At that point, MacDonald said, she was asked: “Which do you prefer? Canada or America?”
The question caught her off guard, she said, recalling that it felt like she was being tested.
“I said we love America. We’ve been touring here for over a decade and we have family scattered all across many states that we visit while we’re on tour. And we feel very close to this country and we’ve always been certainly very welcomed here. And so that seemed to kind of satisfy him enough and he let me go out of the car.”
MacDonald said the entire interaction lasted about 45 minutes and they were issued a warning for distracted driving. She conceded they had been passing their mobile phone back and forth while on speaker mode as they talked to their mother. At some points, MacDonald said, her sister had held the phone while driving.
MacDonald said the second officer had asked Maggie a similar question about whether she preferred Canada or the U.S.
She says they were both shaken by the encounter.
The sisters said this is the first time they’ve had an experience like this while touring in the U.S. They previously toured the country in December without issue, but said this time things felt more tense.
CBC News contacted the Guernsey County Sherrif’s Office for comment. In an e-mail, Major Jeremy Wilkinson said media coverage of the incident is “false reporting and hate mongering.”
Wilkinson said the deputies involved “were extremely professional and kind” and had reason to pull over the MacDonalds‘ rental car for distracted driving due to their use of a phone while driving.
“While our deputy was talking to the females about where they play music, he was told that they play in Canada and U.S. … and the deputy simply asked if they preferred Canada or the U.S. when it came to playing music. A question that is used everyday by people from different parts of the world when they come together.”
Wilkinson added that it’s routine to place drivers in the back of patrol vehicles since they can’t be in the vehicle when a drug detector dog is used to sniff the car.
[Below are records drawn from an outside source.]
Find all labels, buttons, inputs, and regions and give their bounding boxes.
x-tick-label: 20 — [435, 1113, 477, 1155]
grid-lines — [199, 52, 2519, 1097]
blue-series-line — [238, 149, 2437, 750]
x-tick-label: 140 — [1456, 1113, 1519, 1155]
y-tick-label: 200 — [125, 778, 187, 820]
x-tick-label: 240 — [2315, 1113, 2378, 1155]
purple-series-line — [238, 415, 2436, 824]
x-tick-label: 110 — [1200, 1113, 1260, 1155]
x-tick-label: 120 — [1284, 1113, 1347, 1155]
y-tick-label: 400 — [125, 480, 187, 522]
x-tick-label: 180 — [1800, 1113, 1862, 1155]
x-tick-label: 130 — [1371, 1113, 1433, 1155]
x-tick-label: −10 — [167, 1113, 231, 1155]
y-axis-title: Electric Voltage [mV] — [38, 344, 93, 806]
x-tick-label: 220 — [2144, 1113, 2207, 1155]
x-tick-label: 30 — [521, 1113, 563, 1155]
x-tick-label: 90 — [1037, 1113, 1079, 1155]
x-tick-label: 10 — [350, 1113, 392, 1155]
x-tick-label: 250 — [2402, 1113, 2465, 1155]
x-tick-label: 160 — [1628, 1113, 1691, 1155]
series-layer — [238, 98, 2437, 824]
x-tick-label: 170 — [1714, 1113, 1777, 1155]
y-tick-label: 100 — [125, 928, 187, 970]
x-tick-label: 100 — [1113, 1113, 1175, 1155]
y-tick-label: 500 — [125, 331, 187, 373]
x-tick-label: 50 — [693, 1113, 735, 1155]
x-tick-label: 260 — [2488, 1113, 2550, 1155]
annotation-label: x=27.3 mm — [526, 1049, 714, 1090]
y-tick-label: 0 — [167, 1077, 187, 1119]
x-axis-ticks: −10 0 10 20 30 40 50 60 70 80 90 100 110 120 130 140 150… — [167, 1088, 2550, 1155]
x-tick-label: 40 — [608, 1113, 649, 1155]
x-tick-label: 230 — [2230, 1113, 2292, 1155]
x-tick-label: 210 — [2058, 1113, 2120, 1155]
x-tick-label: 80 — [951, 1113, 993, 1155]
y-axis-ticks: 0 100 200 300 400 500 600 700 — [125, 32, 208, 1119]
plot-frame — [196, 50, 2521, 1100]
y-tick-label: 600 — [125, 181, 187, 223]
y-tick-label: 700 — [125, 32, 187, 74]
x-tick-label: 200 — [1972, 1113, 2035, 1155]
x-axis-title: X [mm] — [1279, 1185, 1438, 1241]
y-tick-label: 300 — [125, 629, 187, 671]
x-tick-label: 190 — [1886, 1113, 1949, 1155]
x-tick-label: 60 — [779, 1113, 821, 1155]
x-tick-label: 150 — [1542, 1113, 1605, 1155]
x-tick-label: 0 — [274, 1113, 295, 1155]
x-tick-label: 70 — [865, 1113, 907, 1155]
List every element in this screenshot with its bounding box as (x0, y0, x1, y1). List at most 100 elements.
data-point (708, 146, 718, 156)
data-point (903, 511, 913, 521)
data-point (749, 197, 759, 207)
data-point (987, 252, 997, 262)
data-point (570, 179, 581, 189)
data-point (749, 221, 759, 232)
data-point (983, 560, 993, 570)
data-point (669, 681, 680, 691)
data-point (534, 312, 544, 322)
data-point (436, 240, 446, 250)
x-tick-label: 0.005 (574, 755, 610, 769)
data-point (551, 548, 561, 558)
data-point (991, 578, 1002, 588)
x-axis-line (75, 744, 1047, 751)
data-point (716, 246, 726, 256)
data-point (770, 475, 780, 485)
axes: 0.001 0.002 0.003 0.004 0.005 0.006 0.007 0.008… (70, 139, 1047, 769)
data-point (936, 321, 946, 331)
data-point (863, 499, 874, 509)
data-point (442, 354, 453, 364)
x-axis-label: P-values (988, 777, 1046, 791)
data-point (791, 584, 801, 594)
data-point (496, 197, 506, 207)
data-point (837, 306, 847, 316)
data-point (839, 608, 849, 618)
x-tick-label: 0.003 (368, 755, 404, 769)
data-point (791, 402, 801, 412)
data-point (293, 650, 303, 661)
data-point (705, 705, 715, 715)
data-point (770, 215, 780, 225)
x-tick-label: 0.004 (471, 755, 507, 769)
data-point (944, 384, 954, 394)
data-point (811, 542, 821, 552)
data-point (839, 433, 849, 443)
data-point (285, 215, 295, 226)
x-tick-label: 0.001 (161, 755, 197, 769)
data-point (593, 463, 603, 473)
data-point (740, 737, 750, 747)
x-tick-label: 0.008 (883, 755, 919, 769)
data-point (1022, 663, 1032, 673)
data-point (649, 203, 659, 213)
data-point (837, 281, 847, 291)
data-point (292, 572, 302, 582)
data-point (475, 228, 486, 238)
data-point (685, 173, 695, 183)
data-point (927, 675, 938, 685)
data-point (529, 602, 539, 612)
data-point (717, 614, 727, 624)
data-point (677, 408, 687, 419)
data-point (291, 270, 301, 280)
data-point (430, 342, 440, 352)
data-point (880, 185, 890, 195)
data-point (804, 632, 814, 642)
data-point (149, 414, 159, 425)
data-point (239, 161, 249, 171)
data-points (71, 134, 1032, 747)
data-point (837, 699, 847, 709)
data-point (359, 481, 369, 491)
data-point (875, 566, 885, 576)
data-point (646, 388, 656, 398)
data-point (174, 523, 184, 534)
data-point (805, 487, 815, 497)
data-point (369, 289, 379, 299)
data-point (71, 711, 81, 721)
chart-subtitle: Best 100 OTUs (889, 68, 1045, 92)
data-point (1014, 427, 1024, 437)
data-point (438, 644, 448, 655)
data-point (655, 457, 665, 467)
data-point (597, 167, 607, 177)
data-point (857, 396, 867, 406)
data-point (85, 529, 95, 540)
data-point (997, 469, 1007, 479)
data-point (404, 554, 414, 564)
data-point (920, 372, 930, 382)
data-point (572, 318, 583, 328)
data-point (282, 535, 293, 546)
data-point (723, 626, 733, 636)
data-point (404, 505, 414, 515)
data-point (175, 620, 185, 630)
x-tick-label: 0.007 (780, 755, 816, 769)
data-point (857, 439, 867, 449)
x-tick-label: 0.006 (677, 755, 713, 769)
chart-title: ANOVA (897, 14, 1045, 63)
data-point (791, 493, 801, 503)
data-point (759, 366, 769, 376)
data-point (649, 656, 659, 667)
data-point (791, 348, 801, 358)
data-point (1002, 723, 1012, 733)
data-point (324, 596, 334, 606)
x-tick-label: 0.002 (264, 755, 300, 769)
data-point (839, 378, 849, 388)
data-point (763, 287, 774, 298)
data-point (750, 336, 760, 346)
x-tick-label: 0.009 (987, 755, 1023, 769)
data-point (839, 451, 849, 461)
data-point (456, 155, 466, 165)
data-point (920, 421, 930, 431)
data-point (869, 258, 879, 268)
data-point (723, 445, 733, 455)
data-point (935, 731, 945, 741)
He said they were put in the patrol vehicles for their own safety since it was a cold day and they were on the side of a highway.
Despite their run-in with the law, the sisters say they plan to continue touring in the U.S.
“To pull out and to feel scared because of one interaction doesn’t really track with our band. … We love our fans and we feel like being there and performing and sharing our stories and music is the best remedy for this situation,” Cassie MacDonald said.